Se tutto questo vi sembra un lungo togliersi sassolini dalle scarpe ebbene sì, lo è. Perché in questo lungo viaggio ho visto, letto e sentito di tutto: ho incontrato in persona l’invidia, la saccenza, l’egoismo, la prevaricazione, l’egocentrismo, la codardia, la gratuita volontà di denigrare.
Gli ultimi tempi sono stati pesantissimi anche per il fisico, ma ho sempre lasciato correre per concentrarmi sull’obiettivo, trattenendo qualsiasi voglia di esternare i vari disappunti. Per chi ha un carattere istintivo e poco portato alla diplomazia vi assicuro che non è per nulla semplice. Ora, finalmente, posso permettermi un sorriso e guardare al futuro con una carica che non avevo e non potevo avere prima, perché mi mancava un tassello importante soprattutto per la mente.

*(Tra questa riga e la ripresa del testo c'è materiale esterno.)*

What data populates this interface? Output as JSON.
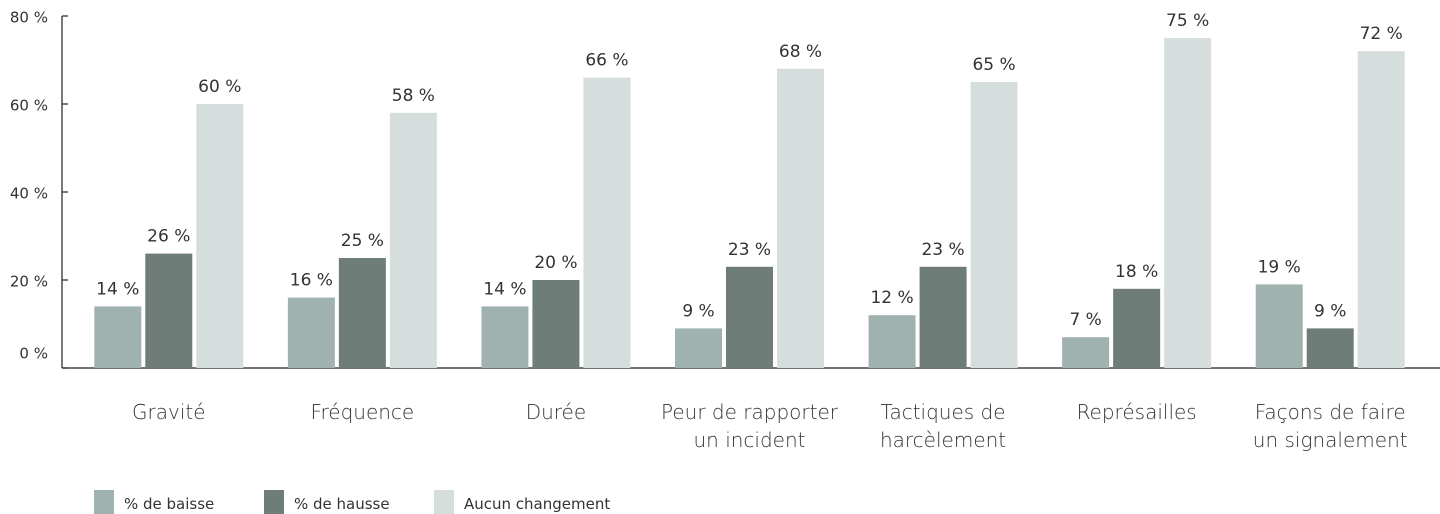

Avanti tutta, adesso. Verso nuovi traguardi e con una maggiore consapevolezza. Senza la necessità di guardare negli specchietti e con lo sguardo diretto alla prossima curva. Attorniato da persone fantastiche: perché, in questo viaggio, ho conosciuto anche amici, compagni, perle rare.
Tutto questo grazie, soprattutto, a chi mi ha insegnato a lottare come non avrei mai pensato di essere in grado. Auguri Michael.